We found a homogenous distribution of the E3b1a2-V13 marker over the island, which suggests an impact of the Greek colonization so impressive as to create a uniform stratum across Sicily. The Hg E3b1a2-V13 is estimated to contribute to the Sicilian gene pool by a fraction reaching 37%.

These data are compatible with the hypothesis that the largest historical demographic impact on Sicilian population was by the Greek settlers. A non-trivial question to raise for making this interpretation more plausible is whether the Greek colonies were of such size to lead to the diffusion of their genes. Because of the privileged position of Greece as ‘the door’ from the Near East to the Mediterranean, by the end of the Bronze Age the average density of the population was higher in Greece than in Europe by a factor of 3:3.7 inhabitants per square kilometre.34 Between 1000 and 400 BC, the population doubled in Europe, increasing from 10 to 20 million. In the same period the population trebled in Greece, reaching a total of 3 million. Around 400 BC Italy, the second most densely populated country in Europe after Greece, had about 4 million people.34 The Greek colonies of Sicily alone accounted for 1.5 million people, of which more than 10% (about 200 000) were of Greek origin.34, 35 To these Greek inhabitants of Sicily may be added at least another 100 000 Greek colonizers in southern Italy, so that before the Roman period, one in every 10–13 inhabitants in southern Italy was Greek.35 Admittedly these estimates must be taken with caution; however, their order of magnitude does not contradict the hypothesis of a possible introduction of Y lineages associated with Greek migration in ESI and in southern Italy.
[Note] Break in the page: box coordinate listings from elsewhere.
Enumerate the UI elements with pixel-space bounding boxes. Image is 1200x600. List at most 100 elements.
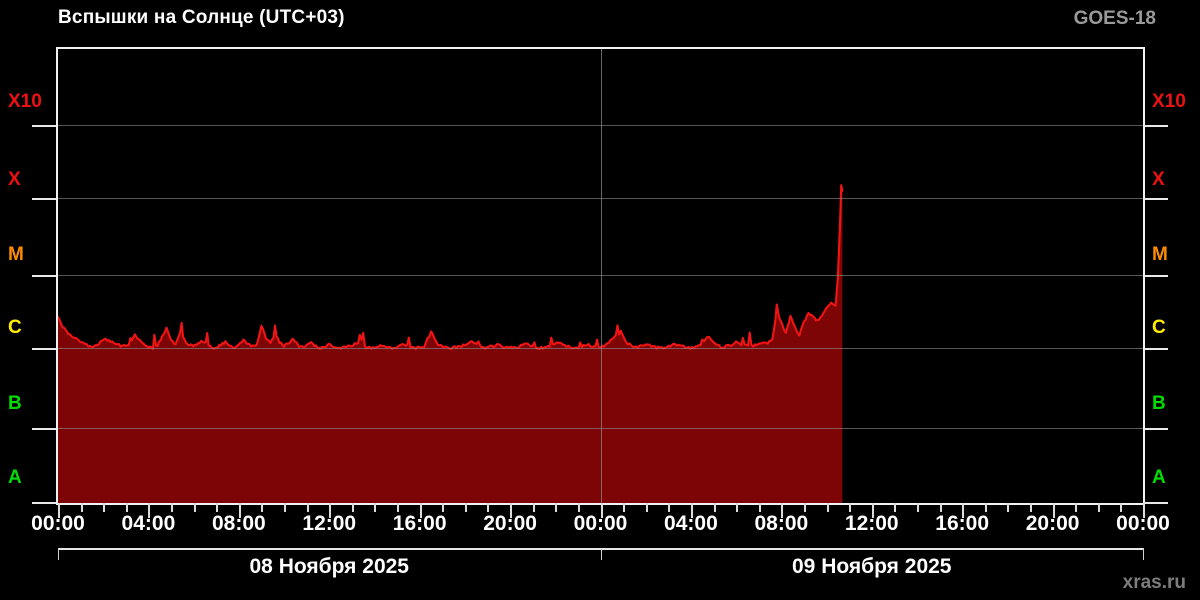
- date-label: 09 Ноября 2025: [792, 555, 952, 578]
- x-tick-minor: [803, 503, 806, 512]
- x-tick-minor: [713, 503, 716, 512]
- x-axis-label: 16:00: [392, 512, 447, 535]
- y-tick-stub: [32, 502, 56, 504]
- x-axis-label: 08:00: [754, 512, 809, 535]
- x-tick-major: [962, 503, 965, 518]
- y-axis-label-x-r: X: [1152, 169, 1165, 190]
- date-band-separator: [600, 548, 602, 560]
- x-tick-minor: [80, 503, 83, 512]
- x-axis-label: 08:00: [211, 512, 266, 535]
- y-axis-label-b-r: B: [1152, 393, 1166, 414]
- x-axis-label: 00:00: [31, 512, 85, 535]
- y-tick-stub: [32, 198, 56, 200]
- x-tick-major: [1052, 503, 1055, 518]
- x-tick-major: [781, 503, 784, 518]
- x-axis-label: 04:00: [664, 512, 718, 535]
- x-tick-minor: [464, 503, 467, 512]
- x-tick-minor: [216, 503, 219, 512]
- x-tick-minor: [984, 503, 987, 512]
- date-label: 08 Ноября 2025: [249, 555, 410, 578]
- plot-area: [58, 49, 1143, 503]
- x-tick-major: [148, 503, 151, 518]
- x-tick-minor: [171, 503, 174, 512]
- x-tick-minor: [758, 503, 761, 512]
- y-axis-label-x10-l: X10: [8, 91, 42, 112]
- x-tick-major: [690, 503, 693, 518]
- y-tick-stub: [1144, 502, 1168, 504]
- x-axis-label: 00:00: [1116, 512, 1170, 535]
- x-tick-major: [1143, 503, 1145, 518]
- y-tick-stub: [32, 428, 56, 430]
- x-tick-minor: [577, 503, 580, 512]
- y-axis-label-c-r: C: [1152, 317, 1166, 338]
- x-tick-minor: [374, 503, 377, 512]
- flux-curve: [58, 184, 844, 503]
- x-tick-minor: [1075, 503, 1078, 512]
- y-axis-label-x10-r: X10: [1152, 91, 1186, 112]
- x-tick-major: [58, 503, 60, 518]
- y-axis-label-m-r: M: [1152, 244, 1168, 265]
- y-axis-label-a-l: A: [8, 467, 22, 488]
- x-tick-minor: [849, 503, 852, 512]
- x-tick-minor: [532, 503, 535, 512]
- x-tick-minor: [261, 503, 264, 512]
- watermark: xras.ru: [1122, 572, 1186, 593]
- x-tick-minor: [306, 503, 309, 512]
- x-axis-label: 12:00: [302, 512, 357, 535]
- x-tick-minor: [487, 503, 490, 512]
- x-tick-minor: [555, 503, 558, 512]
- date-band-rule: [600, 548, 1143, 550]
- x-tick-major: [600, 503, 603, 518]
- x-tick-minor: [284, 503, 287, 512]
- date-band-separator: [1143, 548, 1144, 560]
- x-tick-major: [419, 503, 422, 518]
- x-axis-label: 20:00: [483, 512, 537, 535]
- y-axis-label-x-l: X: [8, 169, 21, 190]
- x-axis-label: 20:00: [1025, 512, 1080, 535]
- x-tick-minor: [351, 503, 354, 512]
- y-axis-label-c-l: C: [8, 317, 22, 338]
- x-tick-minor: [668, 503, 671, 512]
- y-tick-stub: [1144, 275, 1168, 277]
- plot-frame-left: [56, 47, 59, 505]
- x-tick-minor: [125, 503, 128, 512]
- x-axis-label: 12:00: [844, 512, 899, 535]
- y-tick-stub: [32, 125, 56, 127]
- day-divider-line: [600, 49, 602, 503]
- satellite-label: GOES-18: [1073, 8, 1156, 29]
- y-axis-label-a-r: A: [1152, 467, 1166, 488]
- y-tick-stub: [1144, 348, 1168, 350]
- x-tick-minor: [1029, 503, 1032, 512]
- x-tick-minor: [645, 503, 648, 512]
- date-band-separator: [58, 548, 59, 560]
- date-band-rule: [58, 548, 601, 550]
- y-tick-stub: [1144, 428, 1168, 430]
- y-tick-stub: [1144, 125, 1168, 127]
- x-tick-minor: [1097, 503, 1100, 512]
- y-tick-stub: [1144, 198, 1168, 200]
- x-tick-major: [871, 503, 874, 518]
- plot-frame-top: [56, 47, 1145, 49]
- x-tick-major: [238, 503, 241, 518]
- x-tick-minor: [397, 503, 400, 512]
- x-tick-minor: [916, 503, 919, 512]
- x-tick-major: [329, 503, 332, 518]
- x-tick-minor: [193, 503, 196, 512]
- page-title: Вспышки на Солнце (UTC+03): [58, 7, 345, 28]
- x-tick-minor: [1120, 503, 1123, 512]
- x-tick-minor: [1007, 503, 1010, 512]
- y-axis-label-b-l: B: [8, 393, 22, 414]
- x-tick-minor: [894, 503, 897, 512]
- x-tick-minor: [442, 503, 445, 512]
- plot-frame-right: [1142, 47, 1145, 505]
- x-axis-label: 04:00: [121, 512, 176, 535]
- x-tick-minor: [939, 503, 942, 512]
- x-tick-minor: [736, 503, 739, 512]
- x-tick-minor: [103, 503, 106, 512]
- y-axis-label-m-l: M: [8, 244, 24, 265]
- x-tick-minor: [623, 503, 626, 512]
- x-tick-minor: [826, 503, 829, 512]
- y-tick-stub: [32, 348, 56, 350]
- x-tick-major: [510, 503, 513, 518]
The Hg E3b1b-M81, widely diffused in northwestern African populations, is estimated to contribute to the Sicilian gene pool at a rate of 6%. The distribution of E3b1b-M81 chromosomes in Africa closely matches the areas of distribution of Berber speaking populations, suggesting close Hg-ethnicity specificity. Interestingly, haplotype 13-14-30-24-9-11-13, associated to the E3b1b-M81 chromosomes,23, 36 is also present in Sicily. On the basis of the YHRD database, this haplotype occurs with high frequency in the Berber population of Tunisia, whereas it is less common elsewhere in North Africa.23, 37 The co-presence in Sicily of this haplotype and of the E3b1a1-V12, E3b1a3-V22, E3b1a4-V65 and J1-M267 Hgs could be attributed to the gene flows occurred during several trans-Mediterranean migrations from Africa, including the Arab invasion by sea.7, 12

The frequency of the R1b1c-M269 Hg, particularly high in some samples of WSI, is another interesting feature of the Sicilian paternal gene pool. This could be the legacy of the chromosomes coming from other parts of Europe. Moreover, Hgs I-M170, I1a-M253 and I1b2a-M223 are more represented in the northwestern area of the island than in the eastern area. Equally noteworthy is that the J2 chromosomes in WSI are also DYS445-6.
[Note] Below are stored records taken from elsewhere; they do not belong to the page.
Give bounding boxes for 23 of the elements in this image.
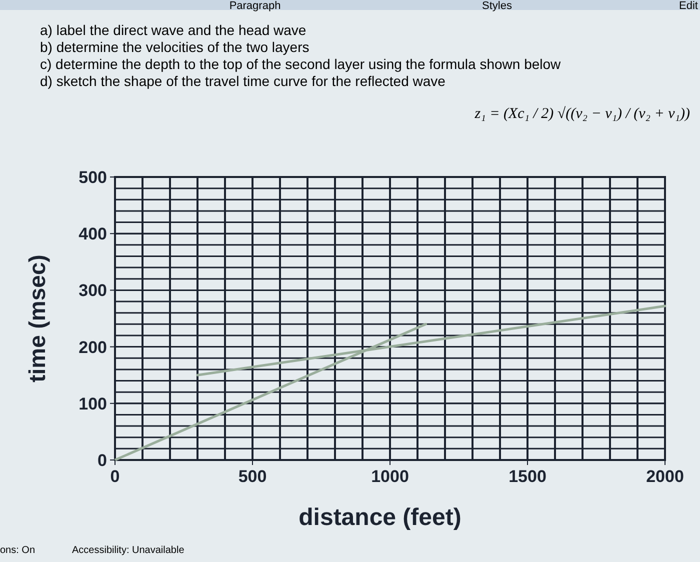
y-tick-label: 300 xyxy=(78,281,107,300)
x-tick-label: 0 xyxy=(110,467,120,486)
text: Accessibility: Unavailable xyxy=(72,545,185,556)
x-tick-label: 1000 xyxy=(371,467,409,486)
y-tick-label: 500 xyxy=(78,168,107,187)
text: z₁ = (Xc₁ / 2) √((v₂ − v₁) / (v₂ + v₁)) xyxy=(474,106,690,122)
y-axis-title: time (msec) xyxy=(24,254,50,382)
x-tick-label: 1500 xyxy=(508,467,546,486)
text: Paragraph xyxy=(229,0,281,12)
text: Styles xyxy=(482,0,512,12)
y-tick-label: 400 xyxy=(78,224,107,244)
y-tick-label: 200 xyxy=(78,338,107,357)
x-tick-label: 500 xyxy=(238,467,267,486)
text: a) label the direct wave and the head wave xyxy=(40,22,306,38)
text: c) determine the depth to the top of the second layer using the formula shown below xyxy=(40,56,562,72)
text: ons: On xyxy=(0,545,36,556)
x-tick-label: 2000 xyxy=(646,467,684,486)
y-tick-label: 100 xyxy=(78,394,107,414)
text: b) determine the velocities of the two layers xyxy=(40,39,310,55)
text: Edit xyxy=(679,0,698,12)
text: d) sketch the shape of the travel time curve for the reflected wave xyxy=(40,73,446,89)
x-axis-title: distance (feet) xyxy=(298,504,462,531)
y-tick-label: 0 xyxy=(98,451,107,470)
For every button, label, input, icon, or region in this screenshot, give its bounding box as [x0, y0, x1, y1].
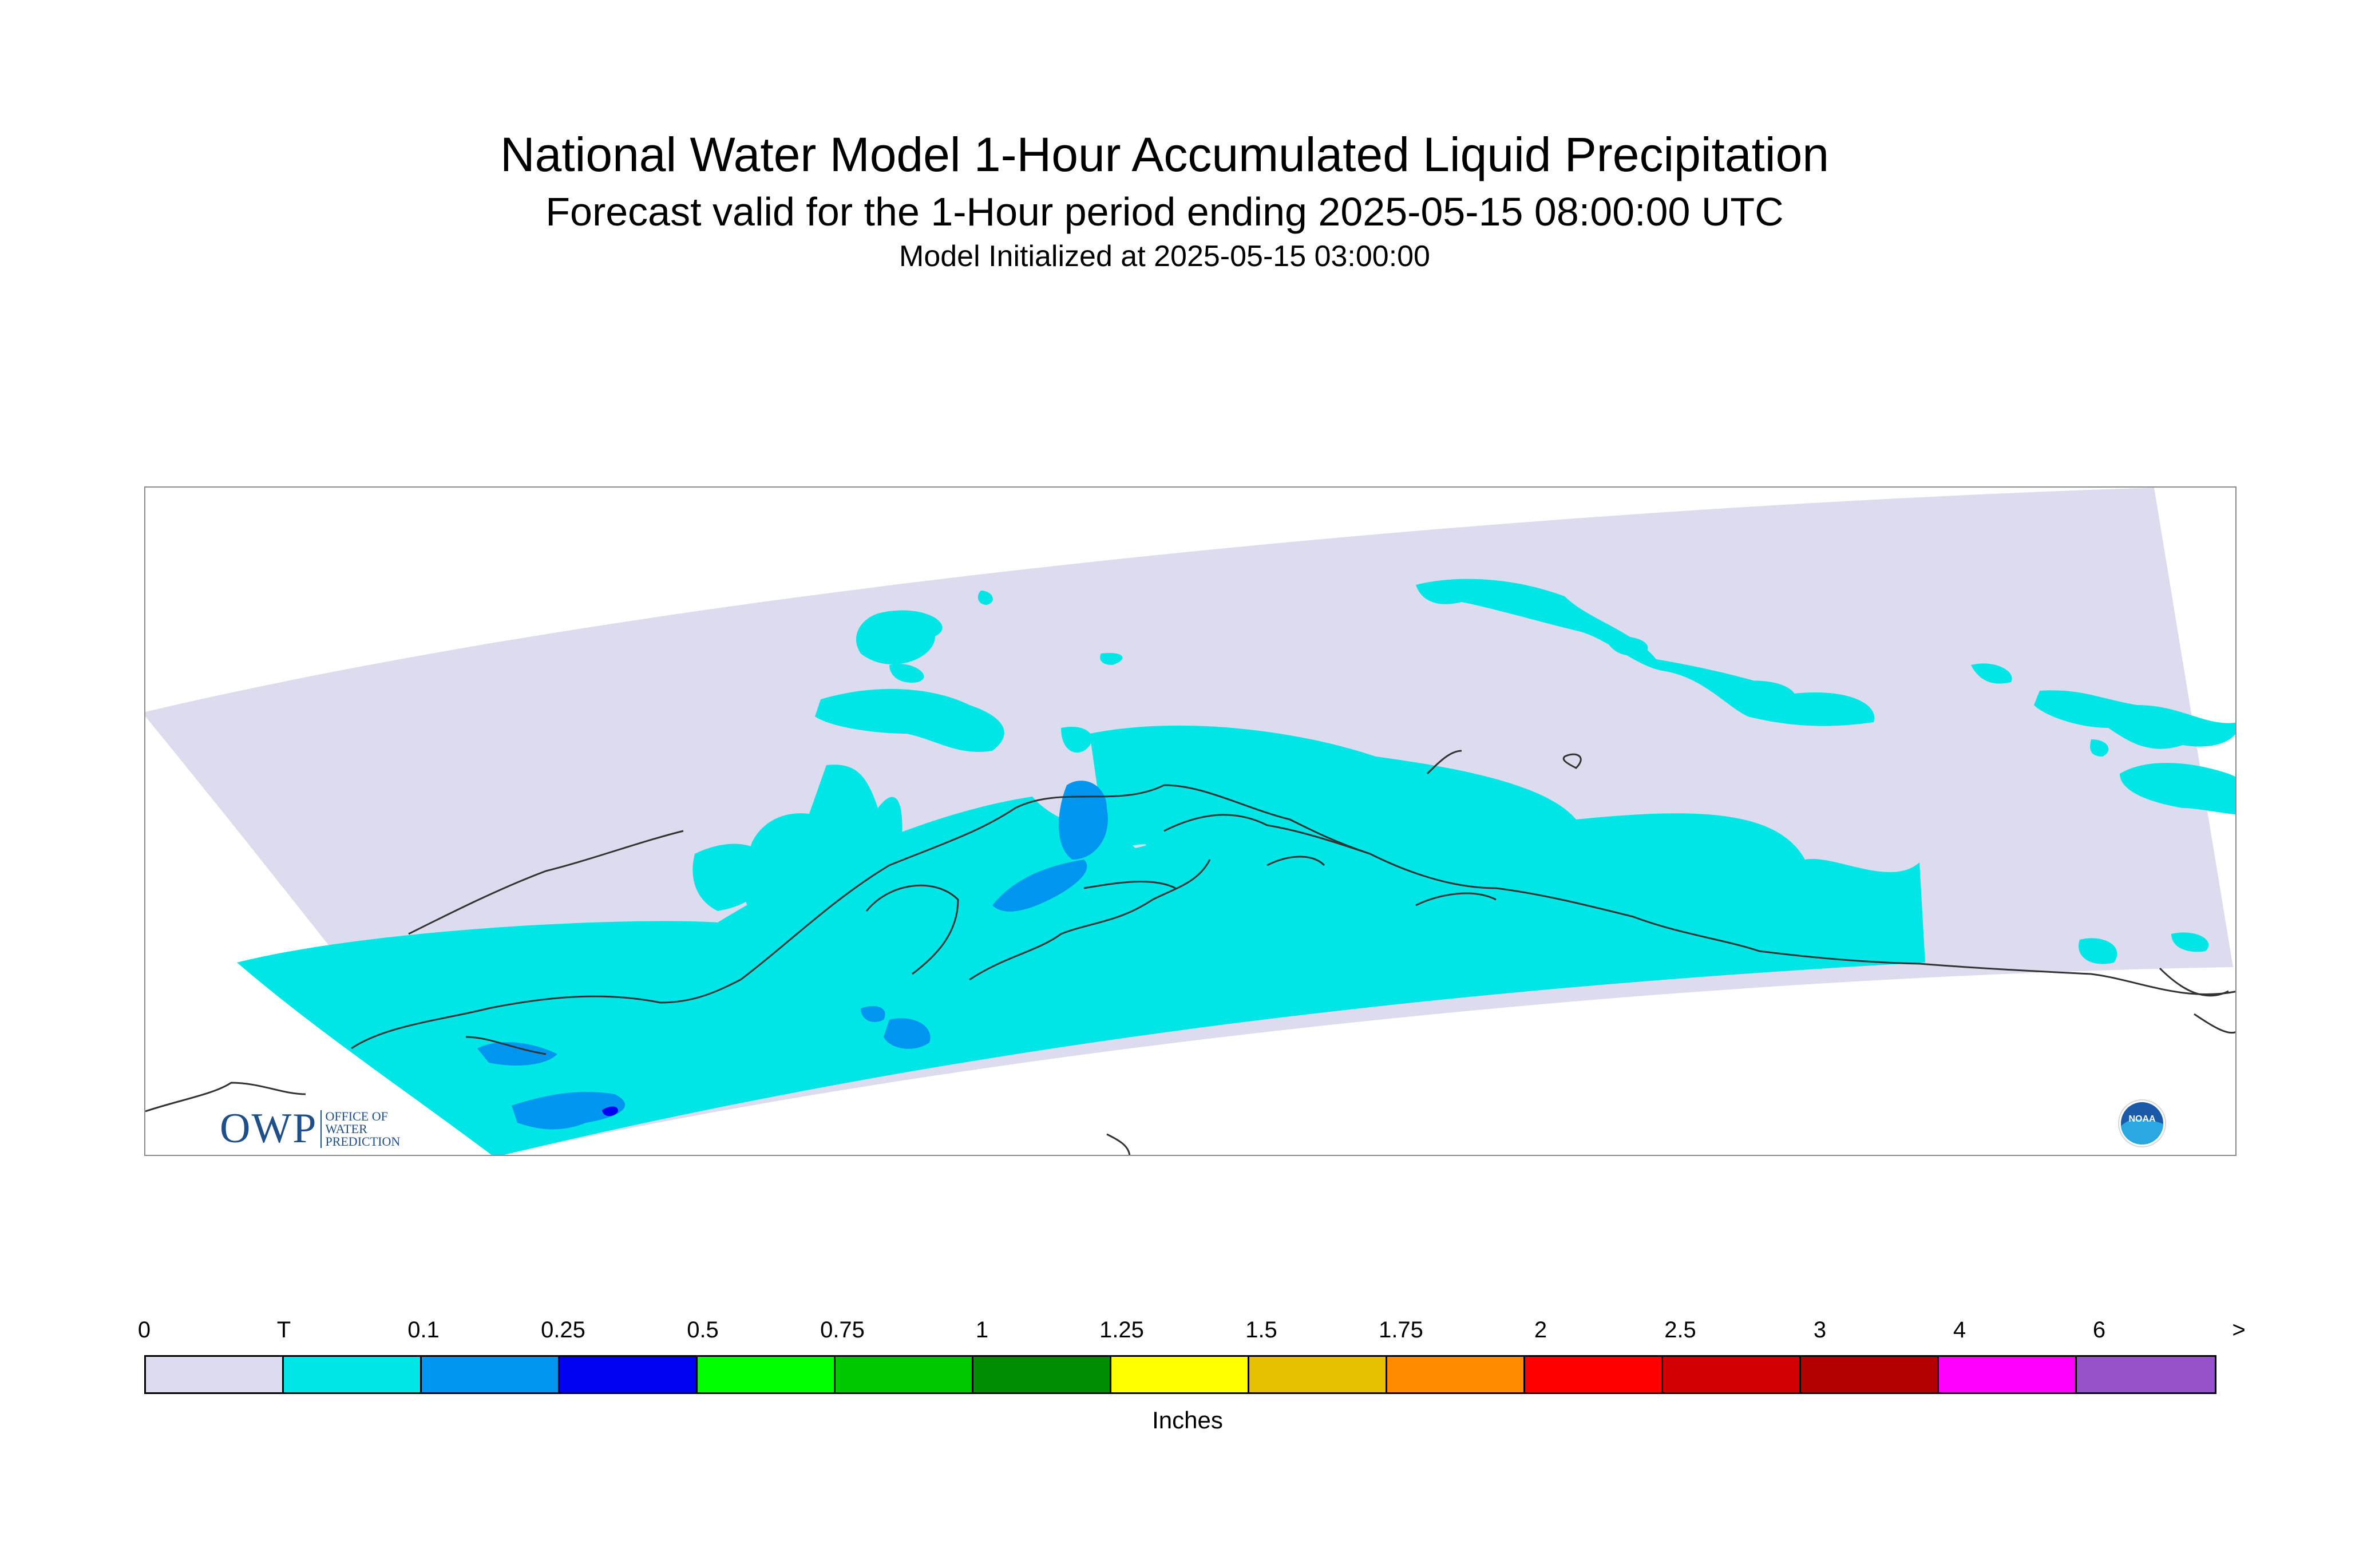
- legend-tick-label: 1.75: [1379, 1317, 1423, 1343]
- precipitation-map: [144, 486, 2237, 1156]
- trace-precip-areas: [237, 579, 2235, 1155]
- legend-tick-label: 0.25: [541, 1317, 585, 1343]
- legend-tick-label: 0: [137, 1317, 151, 1343]
- legend-tick-label: 0.5: [687, 1317, 719, 1343]
- colorbar-swatch-10: [1525, 1357, 1663, 1392]
- legend-tick-label: 2: [1534, 1317, 1547, 1343]
- legend-units-label: Inches: [1152, 1407, 1223, 1434]
- colorbar-swatch-14: [2077, 1357, 2215, 1392]
- model-initialized-subtitle: Model Initialized at 2025-05-15 03:00:00: [899, 240, 1430, 273]
- colorbar-swatch-9: [1387, 1357, 1525, 1392]
- legend-tick-label: 0.1: [407, 1317, 440, 1343]
- colorbar-swatch-7: [1111, 1357, 1249, 1392]
- map-title: National Water Model 1-Hour Accumulated …: [500, 128, 1830, 181]
- legend-tick-label: 6: [2092, 1317, 2106, 1343]
- legend-tick-label: 1.25: [1099, 1317, 1144, 1343]
- colorbar-swatch-2: [422, 1357, 560, 1392]
- colorbar-swatch-3: [560, 1357, 698, 1392]
- legend-tick-label: 1.5: [1245, 1317, 1277, 1343]
- colorbar-swatch-4: [698, 1357, 836, 1392]
- colorbar-swatch-13: [1939, 1357, 2077, 1392]
- colorbar-swatch-8: [1249, 1357, 1387, 1392]
- owp-logo: OWP OFFICE OF WATER PREDICTION: [220, 1104, 400, 1153]
- colorbar-swatch-1: [284, 1357, 422, 1392]
- legend-tick-label: 2.5: [1664, 1317, 1696, 1343]
- owp-logo-letters: OWP: [220, 1105, 318, 1152]
- legend-tick-label: T: [276, 1317, 291, 1343]
- colorbar-swatch-0: [146, 1357, 284, 1392]
- noaa-logo-text: NOAA: [2128, 1114, 2156, 1124]
- legend-tick-label: 3: [1813, 1317, 1827, 1343]
- coastline: [145, 750, 2235, 1155]
- owp-logo-subtext: OFFICE OF WATER PREDICTION: [320, 1110, 400, 1148]
- legend-tick-label: 0.75: [820, 1317, 865, 1343]
- legend-tick-label: 1: [975, 1317, 989, 1343]
- colorbar-swatch-5: [836, 1357, 973, 1392]
- forecast-valid-subtitle: Forecast valid for the 1-Hour period end…: [545, 189, 1784, 234]
- light-precip-areas: [477, 781, 1108, 1130]
- moderate-precip-areas: [602, 1106, 618, 1116]
- colorbar-swatch-12: [1801, 1357, 1939, 1392]
- colorbar-swatch-6: [973, 1357, 1111, 1392]
- noaa-logo-icon: NOAA: [2118, 1099, 2166, 1147]
- precipitation-colorbar: [144, 1355, 2216, 1394]
- map-canvas: [145, 488, 2235, 1155]
- colorbar-swatch-11: [1663, 1357, 1801, 1392]
- legend-tick-label: >: [2232, 1317, 2246, 1343]
- legend-tick-label: 4: [1953, 1317, 1966, 1343]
These differences lead us to a discussion of the genetic heterogeneity between areas of ESI and WSI. Such heterogeneity was previously emphasized on the study of the haemoglobinopathies,38 non-DNA polymorphisms,2 the autosomal microsatellites5 and surnames.8

In the present research, such heterogeneity is confirmed by the significantly different distribution of the frequencies of the main Hgs HgE, HgJ, HgI, HgG, R1b1c-M269 and R1a1-M17 and by the results from principal component analysis of such frequencies when compared to those from other parts of southern Europe and the Mediterranean, but weakly supported by a more sophisticated AMOVA analysis. This result is likely to be the effect of the contribution of different populations and repeated founder effects and it highlights the complex histories of settlement in this island.
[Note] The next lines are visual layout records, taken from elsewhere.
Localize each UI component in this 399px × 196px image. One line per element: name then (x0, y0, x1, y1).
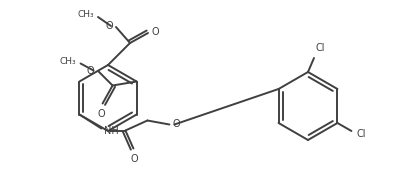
Text: O: O (130, 153, 138, 163)
Text: CH₃: CH₃ (77, 9, 94, 18)
Text: O: O (105, 21, 113, 31)
Text: NH: NH (105, 125, 119, 135)
Text: CH₃: CH₃ (60, 57, 77, 66)
Text: O: O (87, 65, 95, 75)
Text: Cl: Cl (356, 129, 366, 139)
Text: O: O (152, 27, 160, 37)
Text: O: O (172, 119, 180, 129)
Text: Cl: Cl (316, 43, 326, 53)
Text: O: O (98, 109, 105, 119)
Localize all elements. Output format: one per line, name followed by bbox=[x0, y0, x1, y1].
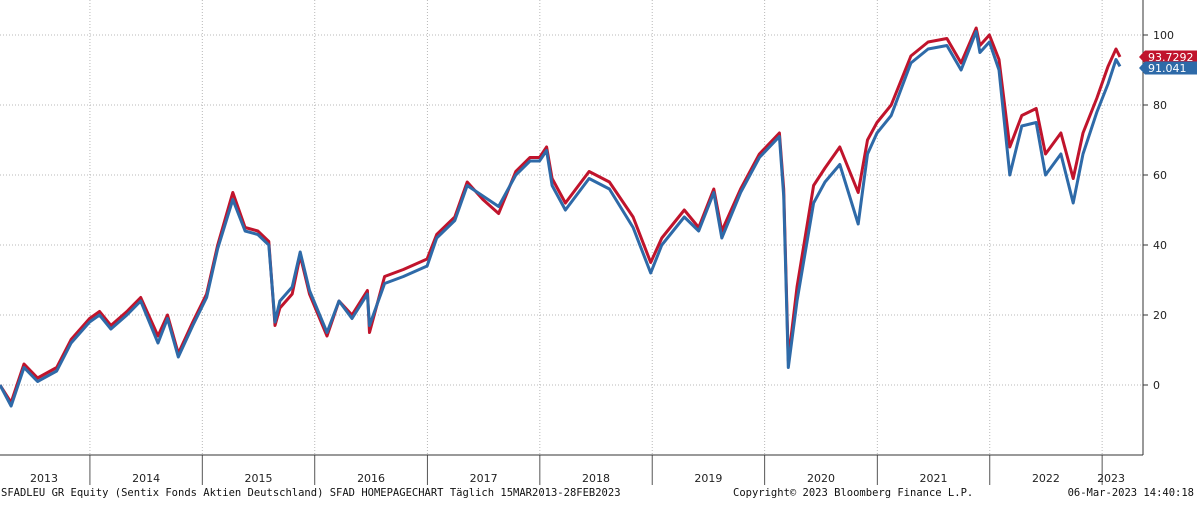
x-tick-label: 2022 bbox=[1032, 472, 1060, 485]
x-tick-label: 2014 bbox=[132, 472, 160, 485]
y-tick-label: 20 bbox=[1153, 309, 1167, 322]
axes: 0 20 40 60 80 100 2013 2014 2015 2016 2017 2018 2019… bbox=[0, 0, 1174, 485]
series-lines bbox=[0, 26, 1122, 408]
footer-copyright: Copyright© 2023 Bloomberg Finance L.P. bbox=[733, 487, 974, 499]
x-tick-label: 2015 bbox=[245, 472, 273, 485]
x-tick-label: 2020 bbox=[807, 472, 835, 485]
series-line-2 bbox=[0, 30, 1122, 408]
x-tick-label: 2017 bbox=[470, 472, 498, 485]
x-tick-label: 2016 bbox=[357, 472, 385, 485]
y-tick-label: 60 bbox=[1153, 169, 1167, 182]
y-tick-label: 40 bbox=[1153, 239, 1167, 252]
last-value-label: 93.7292 bbox=[1148, 51, 1194, 64]
x-tick-label: 2023 bbox=[1097, 472, 1125, 485]
gridlines bbox=[0, 0, 1143, 455]
footer-source-info: SFADLEU GR Equity (Sentix Fonds Aktien D… bbox=[1, 487, 621, 499]
y-tick-label: 100 bbox=[1153, 29, 1174, 42]
x-tick-label: 2021 bbox=[920, 472, 948, 485]
y-tick-label: 0 bbox=[1153, 379, 1160, 392]
x-tick-label: 2013 bbox=[30, 472, 58, 485]
y-tick-label: 80 bbox=[1153, 99, 1167, 112]
line-chart: 0 20 40 60 80 100 2013 2014 2015 2016 2017 2018 2019… bbox=[0, 0, 1197, 485]
last-value-label: 91.041 bbox=[1148, 62, 1187, 75]
plot-background bbox=[0, 0, 1143, 455]
x-tick-label: 2018 bbox=[582, 472, 610, 485]
last-value-tag bbox=[1139, 50, 1197, 64]
x-tick-label: 2019 bbox=[694, 472, 722, 485]
last-value-tag bbox=[1139, 61, 1197, 75]
plot-area bbox=[0, 0, 1143, 455]
footer-timestamp: 06-Mar-2023 14:40:18 bbox=[1067, 487, 1194, 499]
The general heterogeneous composition of Hgs seen in our Sicilian data is consistent with similar patterns observed in other major islands of the Mediterranean, like Sardinia (gene diversity 0.801±0.010 SD on 939 samples using 23 Hgs)39 and Crete29, 40 (gene diversity 0.926±0.0006 SD on 193 samples using 29 Hgs),29 possibly reflecting the complex histories of settlements in these islands during the Holocene (Supplementary Table 1).